Corporate bodies should forward:
- a brief history and a copy of the document establishing their legal existence in Canada;
- a current annual report or financial statement;
- a copy of the resolution from their governing body requesting the grant.
A grant of armorial bearings, as an honour, recognizes the contributions made to the community by the petitioner. The background information is therefore an important tool for the Chief Herald of Canada to assess the eligibility of the request.
On the recommendation of the Chief Herald of Canada, the Herald Chancellor (the Secretary to the Governor General) or the deputy Herald Chancellor (the deputy Secretary, Chancellery) signs a warrant authorizing a grant of armorial bearings. An invoice for the processing fee is then sent to the petitioner.
Each petition is assigned to one of the heralds of the Authority. There are three main stages in the grant process: the creation of a written description, the preparation of a preliminary design, and the production of the official letters patent.

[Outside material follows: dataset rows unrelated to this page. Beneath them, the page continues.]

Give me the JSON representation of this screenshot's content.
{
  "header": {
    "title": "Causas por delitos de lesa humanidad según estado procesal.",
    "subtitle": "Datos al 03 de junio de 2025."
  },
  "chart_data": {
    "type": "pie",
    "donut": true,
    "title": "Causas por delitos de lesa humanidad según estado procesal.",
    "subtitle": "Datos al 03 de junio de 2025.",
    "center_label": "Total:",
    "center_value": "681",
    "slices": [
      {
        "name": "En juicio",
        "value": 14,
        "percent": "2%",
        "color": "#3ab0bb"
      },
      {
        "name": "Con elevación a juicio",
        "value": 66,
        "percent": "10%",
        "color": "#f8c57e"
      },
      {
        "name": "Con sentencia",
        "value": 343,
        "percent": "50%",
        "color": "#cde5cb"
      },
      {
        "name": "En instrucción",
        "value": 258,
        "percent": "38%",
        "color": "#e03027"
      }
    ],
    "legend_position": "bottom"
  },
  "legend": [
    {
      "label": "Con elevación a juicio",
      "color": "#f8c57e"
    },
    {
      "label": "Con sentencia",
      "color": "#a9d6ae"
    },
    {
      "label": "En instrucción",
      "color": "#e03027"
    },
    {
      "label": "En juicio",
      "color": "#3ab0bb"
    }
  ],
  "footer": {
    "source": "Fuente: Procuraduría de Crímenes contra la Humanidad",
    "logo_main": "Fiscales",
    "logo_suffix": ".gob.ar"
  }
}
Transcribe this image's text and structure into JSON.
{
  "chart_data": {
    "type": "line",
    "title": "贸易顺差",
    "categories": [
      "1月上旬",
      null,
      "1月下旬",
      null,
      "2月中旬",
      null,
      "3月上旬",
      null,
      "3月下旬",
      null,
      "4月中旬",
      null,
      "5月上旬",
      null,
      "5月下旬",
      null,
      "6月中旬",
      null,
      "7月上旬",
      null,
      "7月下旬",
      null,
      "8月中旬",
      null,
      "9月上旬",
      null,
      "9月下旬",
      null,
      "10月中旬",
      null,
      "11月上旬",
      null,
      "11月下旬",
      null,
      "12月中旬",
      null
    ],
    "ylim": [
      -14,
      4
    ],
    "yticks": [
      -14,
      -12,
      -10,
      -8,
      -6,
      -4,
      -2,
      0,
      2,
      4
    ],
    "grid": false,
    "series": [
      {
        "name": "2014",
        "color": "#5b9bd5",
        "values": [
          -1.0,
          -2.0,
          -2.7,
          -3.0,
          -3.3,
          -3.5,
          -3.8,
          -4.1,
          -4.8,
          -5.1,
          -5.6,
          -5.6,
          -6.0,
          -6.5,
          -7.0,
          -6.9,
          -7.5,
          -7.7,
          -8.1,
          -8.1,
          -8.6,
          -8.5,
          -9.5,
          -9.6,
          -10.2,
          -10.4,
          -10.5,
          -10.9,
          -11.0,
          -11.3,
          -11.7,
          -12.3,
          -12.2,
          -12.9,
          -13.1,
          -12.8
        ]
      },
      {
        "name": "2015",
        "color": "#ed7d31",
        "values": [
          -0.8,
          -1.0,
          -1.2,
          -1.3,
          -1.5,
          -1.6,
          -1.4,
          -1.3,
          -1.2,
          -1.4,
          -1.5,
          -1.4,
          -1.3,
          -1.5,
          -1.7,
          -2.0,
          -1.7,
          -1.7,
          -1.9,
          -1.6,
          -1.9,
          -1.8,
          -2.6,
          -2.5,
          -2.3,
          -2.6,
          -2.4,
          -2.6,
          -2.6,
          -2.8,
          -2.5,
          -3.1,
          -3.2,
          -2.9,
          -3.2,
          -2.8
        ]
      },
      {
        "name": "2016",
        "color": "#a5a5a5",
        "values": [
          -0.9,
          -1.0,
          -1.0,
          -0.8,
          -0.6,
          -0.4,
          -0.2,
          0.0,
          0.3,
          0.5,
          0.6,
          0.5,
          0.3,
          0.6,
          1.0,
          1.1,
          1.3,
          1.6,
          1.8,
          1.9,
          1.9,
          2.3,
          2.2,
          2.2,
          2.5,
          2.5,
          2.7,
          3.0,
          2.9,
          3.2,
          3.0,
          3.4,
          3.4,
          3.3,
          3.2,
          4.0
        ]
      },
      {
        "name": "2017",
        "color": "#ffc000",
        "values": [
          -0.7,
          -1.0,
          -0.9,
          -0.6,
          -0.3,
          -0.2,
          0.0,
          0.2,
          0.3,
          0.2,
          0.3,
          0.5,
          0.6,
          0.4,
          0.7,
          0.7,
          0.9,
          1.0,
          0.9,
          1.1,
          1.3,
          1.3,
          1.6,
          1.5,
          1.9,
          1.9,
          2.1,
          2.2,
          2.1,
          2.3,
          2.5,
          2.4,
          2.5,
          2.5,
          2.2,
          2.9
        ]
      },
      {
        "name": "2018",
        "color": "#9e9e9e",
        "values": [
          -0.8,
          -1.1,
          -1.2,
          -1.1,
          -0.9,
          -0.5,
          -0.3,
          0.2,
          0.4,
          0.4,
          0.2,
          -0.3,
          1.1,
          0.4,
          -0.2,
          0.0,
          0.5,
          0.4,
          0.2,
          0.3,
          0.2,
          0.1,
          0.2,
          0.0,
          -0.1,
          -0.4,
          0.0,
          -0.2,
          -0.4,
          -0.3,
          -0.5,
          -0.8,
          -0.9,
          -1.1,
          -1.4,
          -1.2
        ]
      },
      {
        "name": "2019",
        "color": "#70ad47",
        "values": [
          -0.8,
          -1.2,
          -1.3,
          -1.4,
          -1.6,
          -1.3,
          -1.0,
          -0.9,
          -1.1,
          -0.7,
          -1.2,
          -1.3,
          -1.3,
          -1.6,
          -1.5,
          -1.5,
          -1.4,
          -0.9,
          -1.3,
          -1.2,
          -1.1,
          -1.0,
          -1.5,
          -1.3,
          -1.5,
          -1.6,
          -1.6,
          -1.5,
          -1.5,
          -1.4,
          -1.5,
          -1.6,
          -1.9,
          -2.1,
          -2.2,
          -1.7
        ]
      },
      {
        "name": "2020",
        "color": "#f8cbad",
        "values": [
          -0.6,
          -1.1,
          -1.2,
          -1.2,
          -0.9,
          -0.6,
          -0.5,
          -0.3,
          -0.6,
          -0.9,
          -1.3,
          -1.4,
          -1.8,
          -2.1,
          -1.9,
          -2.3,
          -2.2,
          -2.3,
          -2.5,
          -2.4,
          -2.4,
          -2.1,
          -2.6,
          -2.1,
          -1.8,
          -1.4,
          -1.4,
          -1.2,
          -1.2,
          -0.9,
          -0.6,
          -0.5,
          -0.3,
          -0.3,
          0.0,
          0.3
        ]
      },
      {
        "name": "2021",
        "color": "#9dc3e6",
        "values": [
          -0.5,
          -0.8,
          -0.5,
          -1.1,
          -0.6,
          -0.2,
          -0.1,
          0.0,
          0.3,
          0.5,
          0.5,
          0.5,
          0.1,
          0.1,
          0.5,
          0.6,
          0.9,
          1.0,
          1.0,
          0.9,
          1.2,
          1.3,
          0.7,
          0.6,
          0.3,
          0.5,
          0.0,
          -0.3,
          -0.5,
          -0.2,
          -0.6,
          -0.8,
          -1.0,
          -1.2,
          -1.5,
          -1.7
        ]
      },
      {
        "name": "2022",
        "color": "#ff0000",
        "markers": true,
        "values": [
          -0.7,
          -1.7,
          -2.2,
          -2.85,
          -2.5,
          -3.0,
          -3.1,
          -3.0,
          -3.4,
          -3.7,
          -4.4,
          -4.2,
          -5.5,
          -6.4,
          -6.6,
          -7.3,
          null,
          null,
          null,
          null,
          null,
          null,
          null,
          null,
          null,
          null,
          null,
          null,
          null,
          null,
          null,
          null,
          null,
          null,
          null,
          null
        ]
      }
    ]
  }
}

Once the processing fee has been paid, the herald, a specialist in the field of emblematic design, begins work with the petitioner to determine the elements of a possible design, which must follow the rules of heraldry. After the written description of the armorial bearings has been approved by the Chief Herald of Canada, it is sent to the petitioner for acceptance.
After the written description has been approved, a contract is signed between the petitioner and one of the Authority's artists, who then prepares preliminary artwork. This preliminary design is reviewed by Fraser Herald, the Authority's principal artist, approved by the Chief Herald of Canada, and sent to the petitioner for approval.
The third stage involves the preparation of the grant document. Called letters patent, this official document includes the final artistic illustration of the armorial bearings accompanied by a legal text. It is signed by the appropriate officials, and the seal of the Canadian heraldic Authority is applied to it.
The petitioner decides whether the letters patent will be a one- or two-sheet option. The letters patent are bilingual, and the petitioner indicates which official language (English or French) is to be displayed on the left side. There are separate contracts for the final artwork and for the calligraphy of the document.
The grant is entered in the Public Register of Arms, Flags and Badges of Canada, and the official notice of the grant is published in Part I of the Canada Gazette under the title "Government House."